Once pretrained, you can an UPerNet model for semantic segmentation using MMSegmentation, similar to the examples provided here.

Step 1: Install MMSegmentation v1.1.2

First, install mmsegmentation version 1.1.2:

pip install "mmsegmentation==1.1.2"

Verify the installation following the steps specified here.

Step 2: Convert the Pretrained Model

Next, convert the pretrained model using the provided script:

python benchmarks/segmentation/tools/model_converters/mmpre2mmseg.py {input_checkpoint_path} {output_checkpoint_path}

You can download our pretrained ColorMAE models from here.

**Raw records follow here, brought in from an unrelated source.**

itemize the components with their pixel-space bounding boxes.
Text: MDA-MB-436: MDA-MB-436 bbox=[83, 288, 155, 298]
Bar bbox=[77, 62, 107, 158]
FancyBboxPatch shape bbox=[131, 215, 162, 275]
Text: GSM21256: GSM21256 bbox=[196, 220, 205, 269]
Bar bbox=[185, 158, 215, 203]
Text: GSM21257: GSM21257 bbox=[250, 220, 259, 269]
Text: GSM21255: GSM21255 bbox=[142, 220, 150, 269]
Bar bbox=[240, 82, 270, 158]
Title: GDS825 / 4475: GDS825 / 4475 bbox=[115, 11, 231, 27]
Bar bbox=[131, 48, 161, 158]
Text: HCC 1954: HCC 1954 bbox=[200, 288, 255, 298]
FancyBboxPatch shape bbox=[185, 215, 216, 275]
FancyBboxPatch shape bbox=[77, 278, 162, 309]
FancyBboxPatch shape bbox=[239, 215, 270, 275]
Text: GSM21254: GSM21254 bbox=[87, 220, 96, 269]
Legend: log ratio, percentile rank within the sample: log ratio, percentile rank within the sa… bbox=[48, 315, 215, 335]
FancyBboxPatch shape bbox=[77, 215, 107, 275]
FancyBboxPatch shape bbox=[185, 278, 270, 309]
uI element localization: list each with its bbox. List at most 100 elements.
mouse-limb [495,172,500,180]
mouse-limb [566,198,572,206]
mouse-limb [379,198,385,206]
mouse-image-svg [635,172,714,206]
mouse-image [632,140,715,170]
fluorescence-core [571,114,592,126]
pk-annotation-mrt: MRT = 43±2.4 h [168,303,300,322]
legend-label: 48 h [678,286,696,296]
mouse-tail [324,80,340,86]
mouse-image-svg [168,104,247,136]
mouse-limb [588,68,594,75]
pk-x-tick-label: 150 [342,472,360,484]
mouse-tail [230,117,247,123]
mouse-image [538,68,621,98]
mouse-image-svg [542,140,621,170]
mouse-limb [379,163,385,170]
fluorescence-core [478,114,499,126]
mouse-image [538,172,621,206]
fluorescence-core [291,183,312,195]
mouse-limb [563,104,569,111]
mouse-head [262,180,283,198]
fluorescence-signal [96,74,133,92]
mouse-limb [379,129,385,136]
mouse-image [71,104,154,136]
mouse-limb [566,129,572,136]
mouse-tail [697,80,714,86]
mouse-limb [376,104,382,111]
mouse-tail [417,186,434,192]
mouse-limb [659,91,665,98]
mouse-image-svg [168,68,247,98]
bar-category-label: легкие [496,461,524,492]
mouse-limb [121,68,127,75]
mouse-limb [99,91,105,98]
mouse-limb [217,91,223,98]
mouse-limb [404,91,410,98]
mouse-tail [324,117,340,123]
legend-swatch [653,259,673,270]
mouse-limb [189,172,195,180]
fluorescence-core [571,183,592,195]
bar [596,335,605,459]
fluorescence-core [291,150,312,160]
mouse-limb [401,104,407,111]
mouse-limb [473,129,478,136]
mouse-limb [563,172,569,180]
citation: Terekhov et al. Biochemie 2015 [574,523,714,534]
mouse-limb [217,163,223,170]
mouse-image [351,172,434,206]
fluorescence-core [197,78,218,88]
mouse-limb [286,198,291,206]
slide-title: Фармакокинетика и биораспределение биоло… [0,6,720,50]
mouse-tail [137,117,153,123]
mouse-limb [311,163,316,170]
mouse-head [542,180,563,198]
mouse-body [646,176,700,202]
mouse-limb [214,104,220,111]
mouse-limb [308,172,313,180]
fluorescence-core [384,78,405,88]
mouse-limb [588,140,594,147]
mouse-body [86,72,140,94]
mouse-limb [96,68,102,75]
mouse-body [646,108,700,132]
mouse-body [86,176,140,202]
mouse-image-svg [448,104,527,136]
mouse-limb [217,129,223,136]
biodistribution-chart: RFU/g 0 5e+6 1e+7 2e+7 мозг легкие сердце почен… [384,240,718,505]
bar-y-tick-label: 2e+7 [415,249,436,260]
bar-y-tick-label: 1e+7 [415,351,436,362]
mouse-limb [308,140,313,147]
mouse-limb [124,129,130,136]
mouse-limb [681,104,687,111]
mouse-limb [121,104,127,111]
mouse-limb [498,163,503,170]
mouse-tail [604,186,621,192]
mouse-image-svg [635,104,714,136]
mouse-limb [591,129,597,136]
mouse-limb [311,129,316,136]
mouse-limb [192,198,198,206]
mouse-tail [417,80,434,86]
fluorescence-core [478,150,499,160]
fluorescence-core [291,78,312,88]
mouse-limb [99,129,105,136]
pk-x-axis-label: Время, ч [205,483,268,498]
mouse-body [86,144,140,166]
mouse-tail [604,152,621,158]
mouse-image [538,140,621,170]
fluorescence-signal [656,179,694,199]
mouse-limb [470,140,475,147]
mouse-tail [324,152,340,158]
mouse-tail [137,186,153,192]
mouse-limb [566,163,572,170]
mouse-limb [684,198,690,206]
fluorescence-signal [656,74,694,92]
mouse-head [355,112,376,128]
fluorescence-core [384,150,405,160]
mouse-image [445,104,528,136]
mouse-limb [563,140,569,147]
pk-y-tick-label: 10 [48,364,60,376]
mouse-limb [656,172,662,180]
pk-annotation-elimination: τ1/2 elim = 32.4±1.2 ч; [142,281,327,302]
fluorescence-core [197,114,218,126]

For example, if you're using the colormae-green-epoch_300.pth checkpoint, run the following command:

python benchmarks/segmentation/tools/model_converters/mmpre2mmseg.py pretrained/colormae-green-epoch_300.pth pretrained/colormae-green-epoch_300_converted_mmseg.pth

Step 3: Fine-Tune the Model

Finally, run the benchmarks/segmentation/tools/train.py file with torchrun, specifying the necessary options for fine-tuning:

Example Command

torchrun \
    --nnodes=1 \
    --nproc_per_node=4 \
    --rdzv_backend=c10d \
    --rdzv_endpoint=localhost:0 \
    benchmarks/segmentation/tools/train.py benchmarks/segmentation/configs/colormae-base_upernet_8xb2-amp-160k_ade20k-512x512.py \
    --launcher pytorch \
    --resume \
    --work-dir "./work_dirs/colormae-300e-G/finetune/segmentation" \
    --cfg-options model.backbone.init_cfg.type=Pretrained \
    model.backbone.init_cfg.checkpoint=<your_converted_checkpoint> \
    model.backbone.init_cfg.prefix="backbone." \
    model.pretrained=None \
    train_dataloader.batch_size=4 \

here model.backbone.init_cfg.checkpoint=<your_converted_checkpoint> specifies the path to the converted checkpoint in Step 2; for example pretrained/colormae-green-epoch_300_converted_mmseg.pth.

See benchmarks/segmentation/tools/examples/segmentation_colormae_green_300e.slurm for a full example.

Please refer to the Semantic Segmentation on ADE20K section in the README.md for model checkpoints, logs, and the results reported in the paper.